Despite all of these marvellous technological advances, the situation is deteriorating at a rapid pace. Indeed, this conference that would be held in Scotland would call for bringing forward the time frame for countries to arrive at zero pollution emission.
What is abundantly clear is that the technical approach, important as it is, is not the solution. Never before in our history have we had so much fantastic technology at our disposal; yet, our world is in a worse condition environmentally than it has ever been.
That is not to downplay the importance of technical solutions. They are vital, but are not the solution to the main problem. The main issue is the socio-economic relations that dominate our world. It is fundamentally a system controlled by very powerful corporations, whose main objective is the maximisation of profits. They would always pay lip service to environmental issues, but as soon as they think that it would affect their bottom-line, environmental issues are promptly ignored. This is the nature of the system that dominates and controls the world.
More than one hundred years ago, J.P Dunning wrote the following “…Capital is said to fly turbulence and strife and to be timid, which is very true; but this is very incompletely stating the question. Capital eschews no profit, or very small profit, just as nature was formerly said to abhor a vacuum. With adequate profit, capital is very bold. A certain 10 per cent will ensure its employment anywhere; 20 percent certain will produce eagerness; 50 per cent, positive audacity; 100 per cent will make it ready to trample on all human laws; 300 per cent, and there is not a crime at which it will scruple, nor a risk it will not run, even to the chance of its owner being hanged. If turbulence and strife will bring a profit, it will freely encourage both.”
We also know from our own experience that this is true. For instance, we can recall the case of the US vs Reynolds Tobacco, Lorillard and Philip Morris. The tobacco companies knew that cigarettes were the main cause of some types of cancers, lung and stomach, yet they lied about it, and aggressively marketed it, including to children. The profit they were making was so huge that they hired the best lawyers to be their lobbyists. No lives mattered to them.

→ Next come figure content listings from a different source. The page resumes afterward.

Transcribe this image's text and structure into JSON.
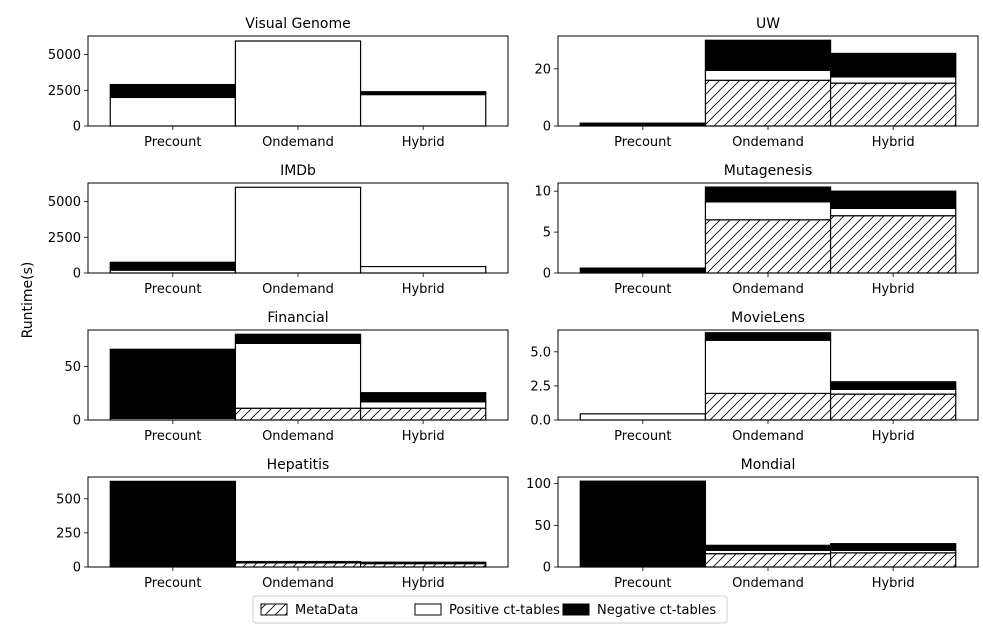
{
  "figure": {
    "ylabel": "Runtime(s)"
  },
  "legend": {
    "placement": "bottom-center",
    "items": [
      {
        "label": "MetaData",
        "style": "hatch"
      },
      {
        "label": "Positive ct-tables",
        "style": "white"
      },
      {
        "label": "Negative ct-tables",
        "style": "black"
      }
    ]
  },
  "colors": {
    "negative": "#000000",
    "positive": "#ffffff",
    "metadata_hatch": "#000000"
  },
  "chart_data": [
    {
      "type": "bar",
      "stacked": true,
      "title": "Visual Genome",
      "categories": [
        "Precount",
        "Ondemand",
        "Hybrid"
      ],
      "ylim": [
        0,
        6300
      ],
      "yticks": [
        "0",
        "2500",
        "5000"
      ],
      "series": [
        {
          "name": "MetaData",
          "values": [
            0,
            0,
            0
          ]
        },
        {
          "name": "Positive ct-tables",
          "values": [
            2000,
            5950,
            2200
          ]
        },
        {
          "name": "Negative ct-tables",
          "values": [
            900,
            0,
            200
          ]
        }
      ]
    },
    {
      "type": "bar",
      "stacked": true,
      "title": "UW",
      "categories": [
        "Precount",
        "Ondemand",
        "Hybrid"
      ],
      "ylim": [
        0,
        31.5
      ],
      "yticks": [
        "0",
        "20"
      ],
      "series": [
        {
          "name": "MetaData",
          "values": [
            0,
            16,
            15
          ]
        },
        {
          "name": "Positive ct-tables",
          "values": [
            0,
            3.5,
            2.2
          ]
        },
        {
          "name": "Negative ct-tables",
          "values": [
            1,
            10.5,
            8.2
          ]
        }
      ]
    },
    {
      "type": "bar",
      "stacked": true,
      "title": "IMDb",
      "categories": [
        "Precount",
        "Ondemand",
        "Hybrid"
      ],
      "ylim": [
        0,
        6300
      ],
      "yticks": [
        "0",
        "2500",
        "5000"
      ],
      "series": [
        {
          "name": "MetaData",
          "values": [
            0,
            0,
            0
          ]
        },
        {
          "name": "Positive ct-tables",
          "values": [
            200,
            6000,
            450
          ]
        },
        {
          "name": "Negative ct-tables",
          "values": [
            550,
            0,
            0
          ]
        }
      ]
    },
    {
      "type": "bar",
      "stacked": true,
      "title": "Mutagenesis",
      "categories": [
        "Precount",
        "Ondemand",
        "Hybrid"
      ],
      "ylim": [
        0,
        11
      ],
      "yticks": [
        "0",
        "5",
        "10"
      ],
      "series": [
        {
          "name": "MetaData",
          "values": [
            0,
            6.5,
            7
          ]
        },
        {
          "name": "Positive ct-tables",
          "values": [
            0,
            2.2,
            0.9
          ]
        },
        {
          "name": "Negative ct-tables",
          "values": [
            0.6,
            1.8,
            2.1
          ]
        }
      ]
    },
    {
      "type": "bar",
      "stacked": true,
      "title": "Financial",
      "categories": [
        "Precount",
        "Ondemand",
        "Hybrid"
      ],
      "ylim": [
        0,
        84
      ],
      "yticks": [
        "0",
        "50"
      ],
      "series": [
        {
          "name": "MetaData",
          "values": [
            0,
            11,
            11
          ]
        },
        {
          "name": "Positive ct-tables",
          "values": [
            1.5,
            60.5,
            6
          ]
        },
        {
          "name": "Negative ct-tables",
          "values": [
            64.5,
            8.5,
            8.5
          ]
        }
      ]
    },
    {
      "type": "bar",
      "stacked": true,
      "title": "MovieLens",
      "categories": [
        "Precount",
        "Ondemand",
        "Hybrid"
      ],
      "ylim": [
        0,
        6.6
      ],
      "yticks": [
        "0.0",
        "2.5",
        "5.0"
      ],
      "series": [
        {
          "name": "MetaData",
          "values": [
            0,
            1.95,
            1.9
          ]
        },
        {
          "name": "Positive ct-tables",
          "values": [
            0.45,
            3.9,
            0.35
          ]
        },
        {
          "name": "Negative ct-tables",
          "values": [
            0,
            0.55,
            0.55
          ]
        }
      ]
    },
    {
      "type": "bar",
      "stacked": true,
      "title": "Hepatitis",
      "categories": [
        "Precount",
        "Ondemand",
        "Hybrid"
      ],
      "ylim": [
        0,
        660
      ],
      "yticks": [
        "0",
        "250",
        "500"
      ],
      "series": [
        {
          "name": "MetaData",
          "values": [
            0,
            30,
            25
          ]
        },
        {
          "name": "Positive ct-tables",
          "values": [
            0,
            5,
            5
          ]
        },
        {
          "name": "Negative ct-tables",
          "values": [
            628,
            5,
            5
          ]
        }
      ]
    },
    {
      "type": "bar",
      "stacked": true,
      "title": "Mondial",
      "categories": [
        "Precount",
        "Ondemand",
        "Hybrid"
      ],
      "ylim": [
        0,
        108
      ],
      "yticks": [
        "0",
        "50",
        "100"
      ],
      "series": [
        {
          "name": "MetaData",
          "values": [
            0,
            16,
            17
          ]
        },
        {
          "name": "Positive ct-tables",
          "values": [
            0,
            4,
            3
          ]
        },
        {
          "name": "Negative ct-tables",
          "values": [
            103,
            6,
            8
          ]
        }
      ]
    }
  ]
}
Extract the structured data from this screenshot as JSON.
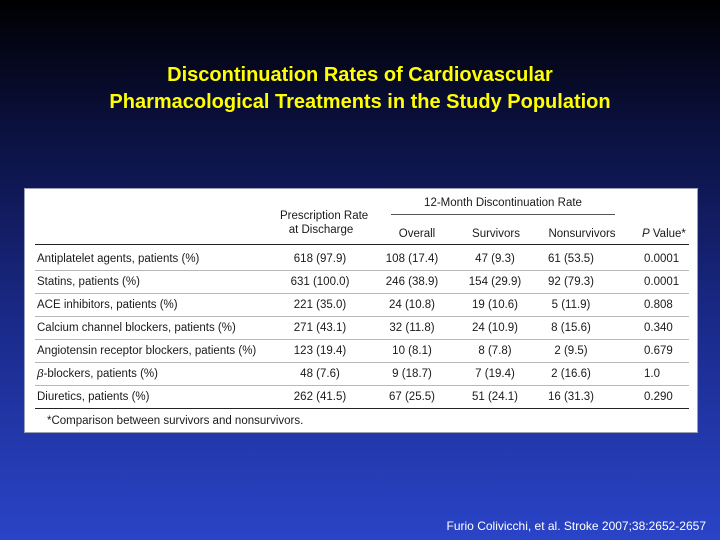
{
  "slide": {
    "title_line1": "Discontinuation Rates of Cardiovascular",
    "title_line2": "Pharmacological Treatments in the Study Population",
    "citation": "Furio Colivicchi, et al. Stroke 2007;38:2652-2657"
  },
  "table": {
    "group_header": "12-Month Discontinuation Rate",
    "columns": {
      "prescription_line1": "Prescription Rate",
      "prescription_line2": "at Discharge",
      "overall": "Overall",
      "survivors": "Survivors",
      "nonsurvivors": "Nonsurvivors",
      "p_value_italic": "P",
      "p_value_rest": " Value*"
    },
    "rows": [
      {
        "label": "Antiplatelet agents, patients (%)",
        "prescription": "618 (97.9)",
        "overall": "108 (17.4)",
        "survivors": "47 (9.3)",
        "nonsurvivors": "61 (53.5)",
        "p": "0.0001"
      },
      {
        "label": "Statins, patients (%)",
        "prescription": "631 (100.0)",
        "overall": "246 (38.9)",
        "survivors": "154 (29.9)",
        "nonsurvivors": "92 (79.3)",
        "p": "0.0001"
      },
      {
        "label": "ACE inhibitors, patients (%)",
        "prescription": "221 (35.0)",
        "overall": "24 (10.8)",
        "survivors": "19 (10.6)",
        "nonsurvivors": "5 (11.9)",
        "p": "0.808"
      },
      {
        "label": "Calcium channel blockers, patients (%)",
        "prescription": "271 (43.1)",
        "overall": "32 (11.8)",
        "survivors": "24 (10.9)",
        "nonsurvivors": "8 (15.6)",
        "p": "0.340"
      },
      {
        "label": "Angiotensin receptor blockers, patients (%)",
        "prescription": "123 (19.4)",
        "overall": "10 (8.1)",
        "survivors": "8 (7.8)",
        "nonsurvivors": "2 (9.5)",
        "p": "0.679"
      },
      {
        "label_symbol": "β",
        "label": "-blockers, patients (%)",
        "prescription": "48 (7.6)",
        "overall": "9 (18.7)",
        "survivors": "7 (19.4)",
        "nonsurvivors": "2 (16.6)",
        "p": "1.0"
      },
      {
        "label": "Diuretics, patients (%)",
        "prescription": "262 (41.5)",
        "overall": "67 (25.5)",
        "survivors": "51 (24.1)",
        "nonsurvivors": "16 (31.3)",
        "p": "0.290"
      }
    ],
    "footnote": "*Comparison between survivors and nonsurvivors."
  },
  "colors": {
    "title": "#ffff00",
    "background_top": "#000000",
    "background_bottom": "#2a44c8",
    "citation": "#ffffff"
  }
}
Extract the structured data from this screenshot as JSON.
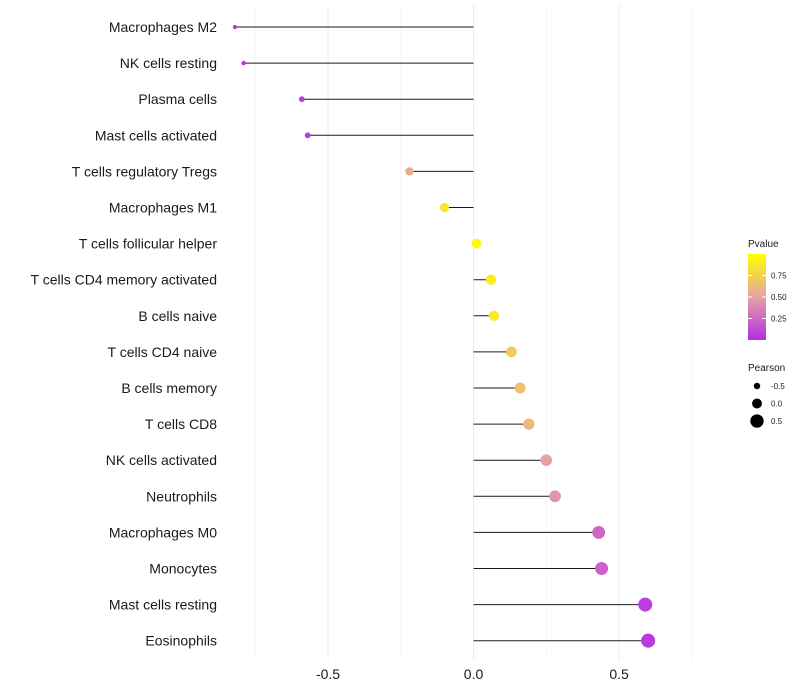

We also know that the oil companies were aware of the danger to the earth that their extracting oil was creating. It is among the main reasons for climate change. They knew this more than forty years ago. Instead of trying to correct it and to look for solutions, they spent billions to discredit the findings of the scientists who have first raised the alarm. They spend billions more on lobbyists, and have invested heavily in political parties by financing elections campaigns. Even now, they are investing heavily in more extensive exploration and exploitation of hydrocarbon resources. This means that they have no intention to observe any restraint.
Clearly, therefore, for these huge profit-making organisations, nothing is more important than making plenty money. Human lives mean nothing to them. The Mighty Sparrow’s 1970s Calypso “Capitalism Gone Mad” is playing out before our very eyes.
Therefore, we have a fundamental contradiction. The drive for profits is pushing the corporations to disregard the environment; to overexploit the world’s resources. On the other hand, to slow down and reverse climate change, we have to think and act more on conserving, preserving, and enlarging nature. This environmental crisis is telling us that the international economic system that we have being operating under has outlived its usefulness, and, for the sake of life on earth, must be changed.
Without doubt, the conference in Scotland will be useful, but it would not bring the solution. This calls for mass action and a demand to change the international economic order. We need, as Cheddi Jagan said, a New Global Human Order.